Every morning during of those 5 months, I stepped on the scales. Then I reached my ‘goal weight’ and Wade asked me, “is it time to throw away your scales now?”. I was honestly shocked at this question, I had never considered getting rid of my scales and the question itself actually made me physically panic. That’s not a normal response is it, I thought…

As I had now reached my goal weight and had no reason to track my progress, what was I weighing myself each morning for? Now I had to face the reality, I was becoming obsessed with maintaining the same number. Which in itself is insane because water retention, muscle mass, hormone changes and bowel movement all have a HUGE part to play in weight. I was looking at the number on the scale in the morning to tell me how to feel about my body that day. If it had gone up, I would question if I’d ‘done something wrong’ the day before and assume I must look bigger in my clothes, and if the number had gone down, I could feel confident and happy in my body. Wade said to me quite simply, “the number you see on the scales in the morning 100% determines how you feel about yourself for the rest of the day”. This was something I had never even considered, but I knew the moment I heard it that it was absolutely true. Was this simply another addiction? I realised that it most probably was.

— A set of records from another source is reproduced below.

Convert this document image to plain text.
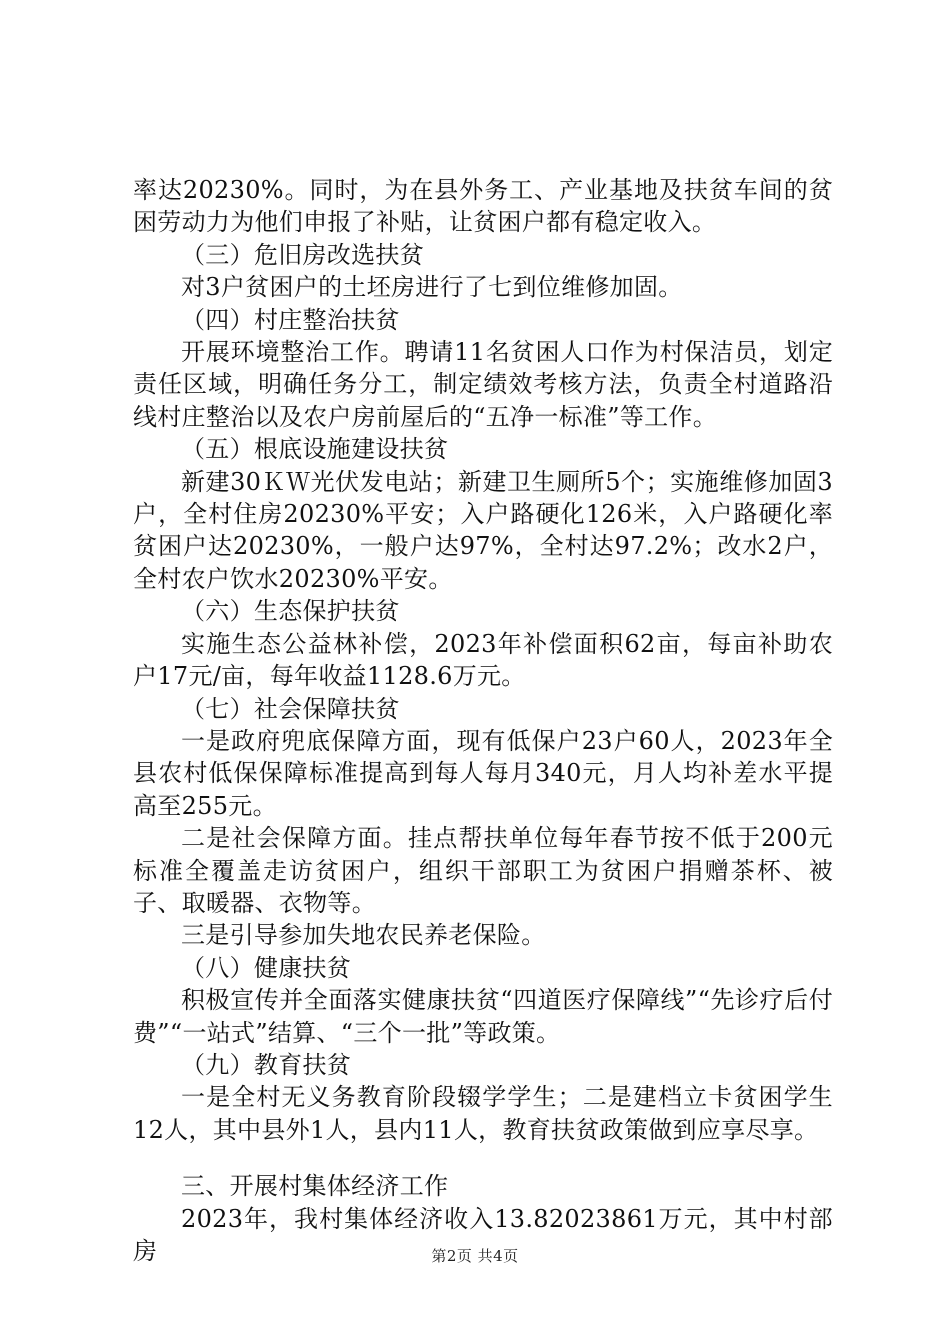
率达20230%。同时，为在县外务工、产业基地及扶贫车间的贫困劳动力为他们申报了补贴，让贫困户都有稳定收入。

（三）危旧房改选扶贫

对3户贫困户的土坯房进行了七到位维修加固。

（四）村庄整治扶贫

开展环境整治工作。聘请11名贫困人口作为村保洁员，划定责任区域，明确任务分工，制定绩效考核方法，负责全村道路沿线村庄整治以及农户房前屋后的“五净一标准”等工作。

（五）根底设施建设扶贫

新建30ＫＷ光伏发电站；新建卫生厕所5个；实施维修加固3户，全村住房20230%平安；入户路硬化126米，入户路硬化率贫困户达20230%，一般户达97%，全村达97.2%；改水2户，全村农户饮水20230%平安。

（六）生态保护扶贫

实施生态公益林补偿，2023年补偿面积62亩，每亩补助农户17元/亩，每年收益1128.6万元。

（七）社会保障扶贫

一是政府兜底保障方面，现有低保户23户60人，2023年全县农村低保保障标准提高到每人每月340元，月人均补差水平提高至255元。

二是社会保障方面。挂点帮扶单位每年春节按不低于200元标准全覆盖走访贫困户，组织干部职工为贫困户捐赠茶杯、被子、取暖器、衣物等。

三是引导参加失地农民养老保险。

（八）健康扶贫

积极宣传并全面落实健康扶贫“四道医疗保障线”“先诊疗后付费”“一站式”结算、“三个一批”等政策。

（九）教育扶贫

一是全村无义务教育阶段辍学学生；二是建档立卡贫困学生12人，其中县外1人，县内11人，教育扶贫政策做到应享尽享。

三、开展村集体经济工作

2023年，我村集体经济收入13.82023861万元，其中村部房	第2页 共4页
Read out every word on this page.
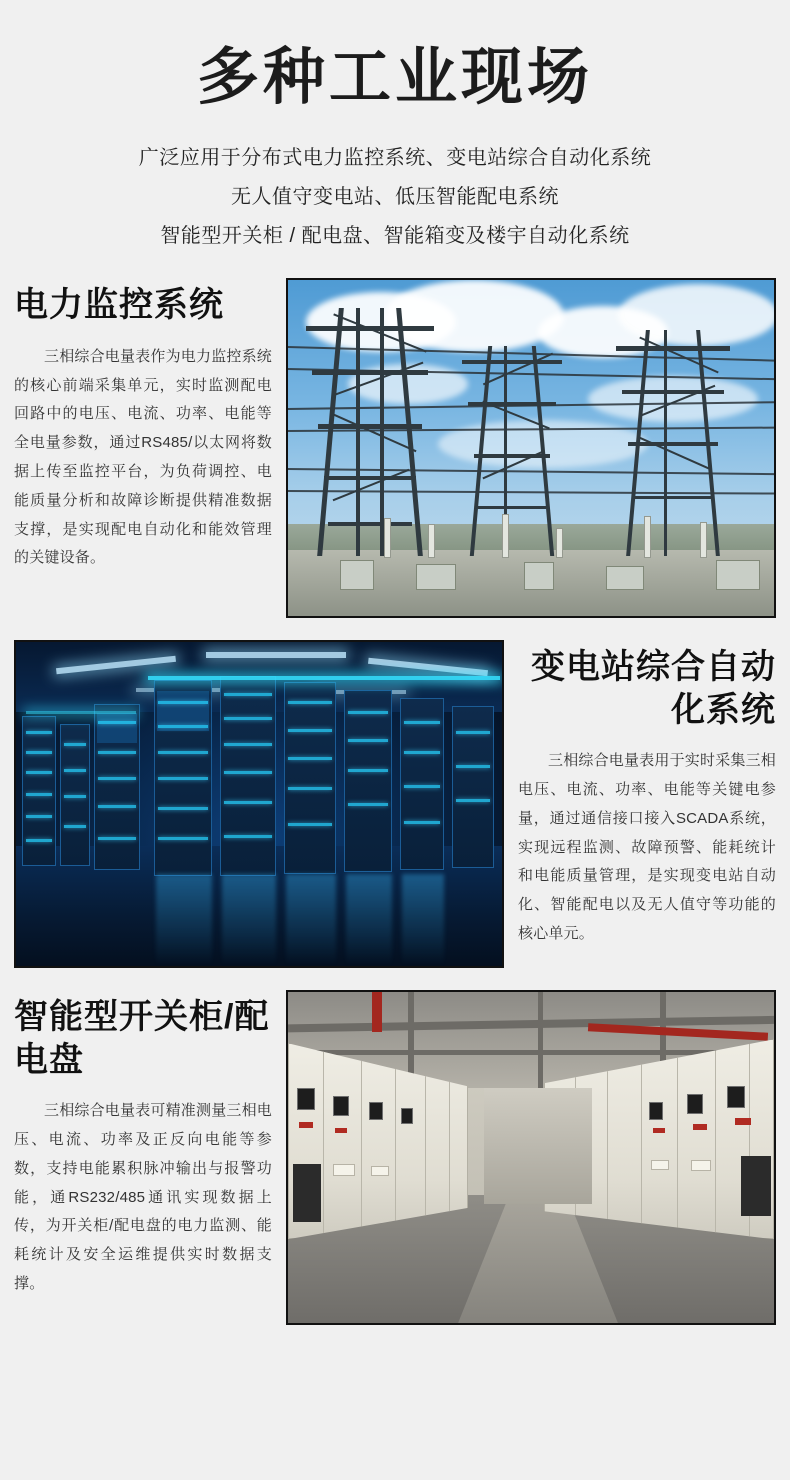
多种工业现场
广泛应用于分布式电力监控系统、变电站综合自动化系统
无人值守变电站、低压智能配电系统
智能型开关柜 / 配电盘、智能箱变及楼宇自动化系统
电力监控系统
三相综合电量表作为电力监控系统的核心前端采集单元，实时监测配电回路中的电压、电流、功率、电能等全电量参数，通过RS485/以太网将数据上传至监控平台，为负荷调控、电能质量分析和故障诊断提供精准数据支撑，是实现配电自动化和能效管理的关键设备。
变电站综合自动化系统
三相综合电量表用于实时采集三相电压、电流、功率、电能等关键电参量，通过通信接口接入SCADA系统，实现远程监测、故障预警、能耗统计和电能质量管理，是实现变电站自动化、智能配电以及无人值守等功能的核心单元。
智能型开关柜/配电盘
三相综合电量表可精准测量三相电压、电流、功率及正反向电能等参数，支持电能累积脉冲输出与报警功能，通RS232/485通讯实现数据上传，为开关柜/配电盘的电力监测、能耗统计及安全运维提供实时数据支撑。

The funny thing is, when I look in the mirror, I am honestly so so happy with my body. I GENUINELY LOVE MY BODY and I say that proudly! I love that I’m healthy and strong and I feel good in my clothes and I feel open in my muscles and I am so grateful for it that it allows me to give birth, to run, to dance, to move. I did exactly what I promised myself I would do; love, appreciate and respect it. But the scales were holding me back from complete liberation.

Once I saw what the scales were doing, I couldn’t un-see it. What had once been an implausible thought, was now the one thing I needed to do: ditch the scales. I needed to be able to love my body for how it FELT and not for what I weighed. I feel truly free from a shackle that I didn’t know I had around me, and one that has been there for a decade.

I am so excited that I get to start 2020 in this way, and I felt compelled to share it with you, even though it is very raw, and I am totally worried about being judged for it, but I’m posting it anyway because I really hope it will inspire you guys to see how much those scales are dictating how you feel about your own bodies, and encourage you to ditch them too!

For me, self development and growth is the greatest form of self love – getting to grips with old ideas you have about yourself,  limiting beliefs, addictions or behaviours that no longer serve you and working through them is the most empowering thing you can do. We are not ‘finished products’ no matter how enlightened we feel, there is always still room to grow and to evolve and I fully intend to continuously learn so I that I can continuously teach and help others.